No. Nano-Boosters and Nano-Labels are small proteins and therefore don’t penetrate through non-permeabilized cell membranes. If you need to deliver Nano-Booster and Nano-Labels into live cells, you may want to apply protein transduction methods (e.g. electroporation) or reagents, however from our experience, the most efficient way is to microinject the Nano-Boosters and Nano-Labels.

Is it possible to conjugate Nano-Boosters and Nano-Labels to other fluorophores?

Yes. You can label the ChromoTek GFP-Binding Protein (GFP VHH, product code: gt-250), RFP-Binding Protein (RFP VHH, product code: rt-250) and Spot-Binding Protein (Spot VHH, product code: etx-250) with NHS-activated fluorescent dyes following the instructions of the dye manufacturer.
Note: Spot VHH contains a sortase-tag at its C terminus (sortase recognition motif LPETG) which can be used for conjugation.

Can I do IF in yeast with Nano-Boosters?

Yes, immunostaining of yeast with Nano-Boosters is in fact simpler than with traditional (IgG) antibodies, because Nano-Boosters can penetrate the yeast cell wall due to their small size. For an optimized protocol for yeast staining with Nano-Boosters (here a GFP nanobody) see Kaplan & Ewers, Nat Protoc. 2015.

Does the RFP-Booster recognize tdTomato?

No.

FAQ on Chromobodies

Are Chromobodies constitutively expressed?

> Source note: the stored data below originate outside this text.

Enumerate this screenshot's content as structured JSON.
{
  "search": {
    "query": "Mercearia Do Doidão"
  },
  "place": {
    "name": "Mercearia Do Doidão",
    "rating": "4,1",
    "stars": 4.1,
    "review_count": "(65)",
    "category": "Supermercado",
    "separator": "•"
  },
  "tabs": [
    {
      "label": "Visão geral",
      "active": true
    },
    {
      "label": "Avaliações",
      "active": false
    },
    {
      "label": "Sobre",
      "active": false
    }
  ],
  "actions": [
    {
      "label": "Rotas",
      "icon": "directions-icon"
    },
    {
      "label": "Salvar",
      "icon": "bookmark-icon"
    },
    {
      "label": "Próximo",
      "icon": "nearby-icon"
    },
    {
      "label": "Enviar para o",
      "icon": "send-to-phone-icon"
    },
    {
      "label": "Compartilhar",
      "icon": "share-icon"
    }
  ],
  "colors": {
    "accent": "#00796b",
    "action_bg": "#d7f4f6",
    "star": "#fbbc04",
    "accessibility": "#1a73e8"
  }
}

Yes, Chromobody expression is regulated by immediate early promotor CMV. This promotor allows constitutive Chromobody expression.

Do Chromobodies only work in live cells?

Yes, the Chromobody plasmid is only expressed in live cells. Cells should be transfected with the Chromobody plasmid at least overnight to observe the Chromobody location signal. Alternatively, cells can be fixed prior to imaging.
Note: We don't recommend fixation of cells for the Histone-Chromobody.

When should I image my cells after transfection with the Chromobody plasmid?

The Chromobody signal is maintained up to 3 days in the cell. However, this also depends strongly on the cell type.
We recommend to image the cells 16-24 hours after transfection.

Do the Chromobodies diffuse through the cell membrane into growth medium?

No, Chromobodies are small proteins being expressed in the cytosol. They are not secreted into the medium and remain in the cell as long as the cell maintains its plasma membrane integrity.

Are Chromobodies fluorogenic or do they only emit fluorescence when bound to a target?

Chromobodies are chimeric proteins consisting of a VHH fused to a fluorescent protein. They maintain their fluorescence regardless of whether they are bound to a target or not.

Can I amplify the Chromobody plasmid in bacteria?

Yes, the Chromobody plasmids can be propagated in E.coli by standard techniques.

FAQ on Accessories

Can I recover the beads from the spin column?

Yes, you can transfer the beads from the spin columns. Add 500 µL buffer to the spin column, pipette up and down and transfer the buffer-bead suspension to a fresh tube. Sediment the beads for 2 min at 2.500x g and room temperature and remove the buffer.